04 mars 2008
MARGES ARRIERES TOUTES
Je ne suis pas d’accord avec ce que vous dites,
mais je me battrai jusqu’à la mort pour que vous ayez le droit de le dire »
Citation attribuée à Voltaire
Les prix augmentent. Et ce n'est pas seulement après un petit tour au supermarché Carrefour de Bercy 2 que Christine Lagarde se permet de l'affirmer. En effet, les « fins limiers »de la Direction de la concurrence, de la consommation et de la répression des fraudes (DGCCRF) ont enquêté pendant une semaine dans quatre-vingts supermarchés de six enseignes différentes, en région parisienne et en province. Le verdict, est tombé hier : la hausse des prix est confirmée de manière officielle, de 11,5 % à 18,2 % selon les enseignes
TABLE RONDE PUIS UNE LOI POUR LE PRINTEMPS
Pour lutter contre ces abus, la ministre de l'Economie va organiser au cours du mois de mars une table ronde entre distributeurs, fournisseurs et consommateurs. «Pour aider les consommateurs, je veux que les produits à bas prix se voient davantage, Ainsi, les «produits aux prix les plus bas doivent être mieux identifiés en rayon.» La ministre estime également qu'en permettant aux distributeurs de négocier les prix avec les fournisseurs les prix devraient baisser. Avec la loi de modernisation de l'économie, «les grandes enseignes vont voir arriver la concurrence», a prévenu Christine Lagarde. «Il est probable que plus il y aura de concurrence, plus il y aura de pression sur les prix», a-t-elle insisté.

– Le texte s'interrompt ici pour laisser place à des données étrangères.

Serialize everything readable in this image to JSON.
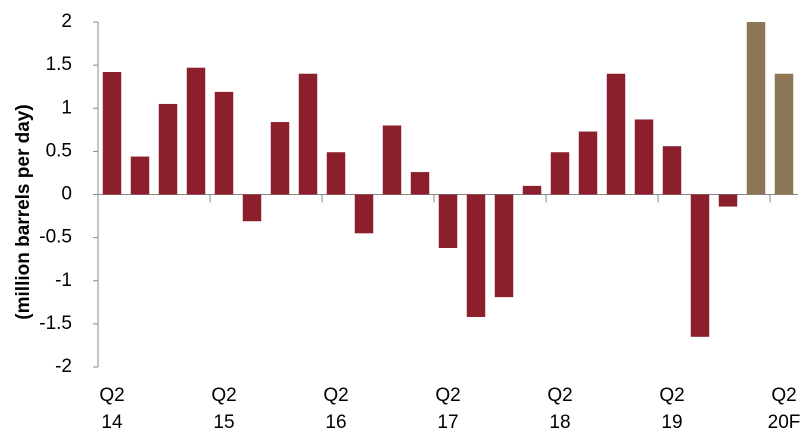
{
  "chart_data": {
    "type": "bar",
    "ylabel": "(million barrels per day)",
    "categories": [
      [
        "Q2",
        "14"
      ],
      null,
      null,
      null,
      [
        "Q2",
        "15"
      ],
      null,
      null,
      null,
      [
        "Q2",
        "16"
      ],
      null,
      null,
      null,
      [
        "Q2",
        "17"
      ],
      null,
      null,
      null,
      [
        "Q2",
        "18"
      ],
      null,
      null,
      null,
      [
        "Q2",
        "19"
      ],
      null,
      null,
      null,
      [
        "Q2",
        "20F"
      ]
    ],
    "values": [
      1.42,
      0.44,
      1.05,
      1.47,
      1.19,
      -0.31,
      0.84,
      1.4,
      0.49,
      -0.45,
      0.8,
      0.26,
      -0.62,
      -1.42,
      -1.19,
      0.1,
      0.49,
      0.73,
      1.4,
      0.87,
      0.56,
      -1.65,
      -0.14,
      2.0,
      1.4
    ],
    "colors": [
      "#8b1f2c",
      "#8b1f2c",
      "#8b1f2c",
      "#8b1f2c",
      "#8b1f2c",
      "#8b1f2c",
      "#8b1f2c",
      "#8b1f2c",
      "#8b1f2c",
      "#8b1f2c",
      "#8b1f2c",
      "#8b1f2c",
      "#8b1f2c",
      "#8b1f2c",
      "#8b1f2c",
      "#8b1f2c",
      "#8b1f2c",
      "#8b1f2c",
      "#8b1f2c",
      "#8b1f2c",
      "#8b1f2c",
      "#8b1f2c",
      "#8b1f2c",
      "#8c7655",
      "#8c7655"
    ],
    "ylim": [
      -2,
      2
    ],
    "yticks": [
      2,
      1.5,
      1,
      0.5,
      0,
      -0.5,
      -1,
      -1.5,
      -2
    ],
    "grid": false
  }
}
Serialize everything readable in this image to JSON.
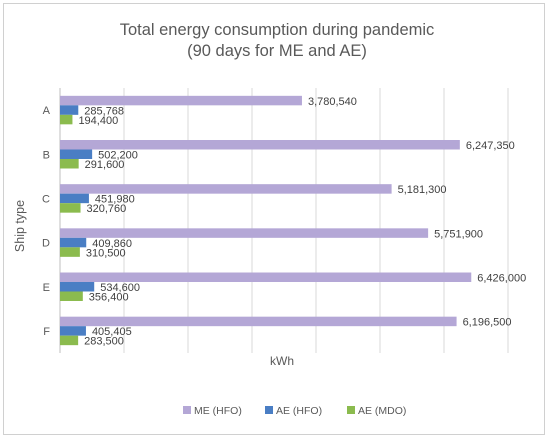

Cette loi qui doit notamment renforcer la protection des consommateurs et améliorer leur pouvoir d'achat, est prévu pour le printemps.
Les cinq principales enseignes de distribution ont trouvé la parade :
Selon Jean Arthuis, le président de la commission des Finances du Sénat, les principales enseignes nationales ont depuis longtemps trouvé la parade pour continuer à percevoir des commissions de la part de leurs fournisseurs, producteurs ou entreprises agroalimentaires, tout en échappant à l'administration fiscale.
Les fournisseurs référencés se voient obligés de verser une somme - environ 1 % du montant du marché passé - à une société basée en Suisse, chaque grand distributeur possédant sa propre entité juridique hors de France, pour les uns à Zurich et pour les autres à Genève. Or, ces pratiques ne sont ni plus ni moins qu'une nouvelle forme de marges arrières, augmentant d'autant le prix de vente des produits aux consommateurs
Du grain à moudre pour les services fiscaux français qui pourraient bien s'intéresser à ces pratiques ??
ET VOUS QU’EN- PENSEZ VOUS ?
N'oubliez pas: haut les cœurs, je vous embrasse respectueusement, pensées particulières pour ceux qui souffrent, ceux qui n'ont rien ou pas grand-chose,
Et vive nos différences, elles nous enrichissent.